I had a similar issue on my 300 that I just bought, and this thread came up when i was searching for a solution. I also have a repair manual, which proved extremely helpful when diagnosing my particular problem. I would like to post a background of how this system works and a basic way of testing it for those that do not have a manual.
The symptoms were identical on my machine to those described here, the only caveat is that my tractor has a 3 point hitch and no backhoe.
The 300 industrial has 2 hydraulic pumps. One pump is inside the transmission, the second is mounted in front of the engine, driven by a coupler. The pump ahead of the engine is a closed center, constant pressure pump. Oil to this pump is supplied by the pump in the transmission, which also runs the reverser (in my case the power steering), power brakes, and lastly, lubricates the transmission.
To test the transmission pump:
There is a right angle rubber hose running from a reservoir above the front pump, and into a cooler connected to the radiator. That hose is a bypass for all oil that isn't used by any of the other functions that are run by the transmission pump. If you take that off, oil should come out at a rate of 1 gallon every 10 seconds. When I took that hose off mine, it was completely dry.
Then, I had to determine where the oil was going. There are 3 test ports on the power reverser. One on the back of the housing (all take 1/2" sockets, and the plugs are 5/16" fine thread bolts I think), and 2 on the top of the housing when you take off the right footrest. Test the pressure at each of these ports. It should be 150 psi or so at the back port, and the same at the other two when shifted in forward or reverse (one plug is the forward clutch test port, the other is the reverse clutch test port). Mine checked out fine. This told me that the transmission pump is fine and was building pressure.
There is also a small possibility that a filter bypass is plugged inside the reverser housing. to check, pull the housing off the back of the reverser (6 socket cap screws) The valves inside and the springs were all clean on mine.
On the original posters issue-if he had done this test, his forward and reverse clutch pressure readings would have been very low. If they are low, the pressure regulator will not allow oil to leave the reverser until pressure is where it should be, which starves everything else of oil. This is my understanding at least. Mine checked out fine, so I will continue.
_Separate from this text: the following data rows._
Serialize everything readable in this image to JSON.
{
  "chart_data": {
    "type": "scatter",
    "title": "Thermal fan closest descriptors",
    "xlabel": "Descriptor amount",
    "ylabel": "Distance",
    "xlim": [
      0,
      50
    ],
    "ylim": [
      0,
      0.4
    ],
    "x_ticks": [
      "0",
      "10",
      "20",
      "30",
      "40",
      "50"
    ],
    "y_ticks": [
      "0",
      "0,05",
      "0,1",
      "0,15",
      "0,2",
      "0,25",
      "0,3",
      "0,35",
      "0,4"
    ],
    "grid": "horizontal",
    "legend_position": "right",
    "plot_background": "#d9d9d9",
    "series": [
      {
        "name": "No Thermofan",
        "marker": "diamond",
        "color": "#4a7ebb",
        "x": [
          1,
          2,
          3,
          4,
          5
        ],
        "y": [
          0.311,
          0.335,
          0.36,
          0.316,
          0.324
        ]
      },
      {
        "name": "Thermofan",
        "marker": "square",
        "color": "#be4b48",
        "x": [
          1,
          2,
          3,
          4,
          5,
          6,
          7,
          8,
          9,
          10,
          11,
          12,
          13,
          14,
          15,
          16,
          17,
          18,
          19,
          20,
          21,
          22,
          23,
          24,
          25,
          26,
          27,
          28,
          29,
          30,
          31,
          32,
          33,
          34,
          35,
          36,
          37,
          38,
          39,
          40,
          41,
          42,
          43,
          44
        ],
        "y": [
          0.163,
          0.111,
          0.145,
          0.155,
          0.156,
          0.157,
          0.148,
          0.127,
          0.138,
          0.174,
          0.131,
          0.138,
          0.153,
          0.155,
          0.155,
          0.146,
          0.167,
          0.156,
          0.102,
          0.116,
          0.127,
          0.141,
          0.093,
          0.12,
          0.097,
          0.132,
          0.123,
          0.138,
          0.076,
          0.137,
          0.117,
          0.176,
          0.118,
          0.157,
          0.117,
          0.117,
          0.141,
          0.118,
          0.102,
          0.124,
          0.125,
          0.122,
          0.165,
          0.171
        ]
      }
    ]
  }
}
The last possibility is that one of the high pressure hydraulic systems was leaking internally, using all the oil. The transmission pump is only about 6 gallons per minute, and the main pump is 20+. If the oil is being used internally and not sent back to the main pump, the pump will run out of oil (which is why I was getting no flow out of the hose connecting the reservoir to the oil cooler). To test this, cap off each hydraulic function one at a time. (I used a hose with a high pressure gage on the other end. This allowed me to cap, and watch oil pressure all at the same time). In the end, it appears that my 3 point hitch is leakign internally, either in the cylinder or the valving. The hitch functions correctly, except when the oil pressure drops-there was no indication at all that there was a problem except for this test. With the 3 point hitch inlet capped, and only the bucket in the high pressure system at this point, it functions exactly as it's supposed to.
So in the end, it was the 3 point hitch.
I hope this description is helpful to someone experiencing this issue down the road. Like I said, it is the first thing that appears in google when searching this issue, so I figure I'd add my experiences to hopefully save someone else some headache.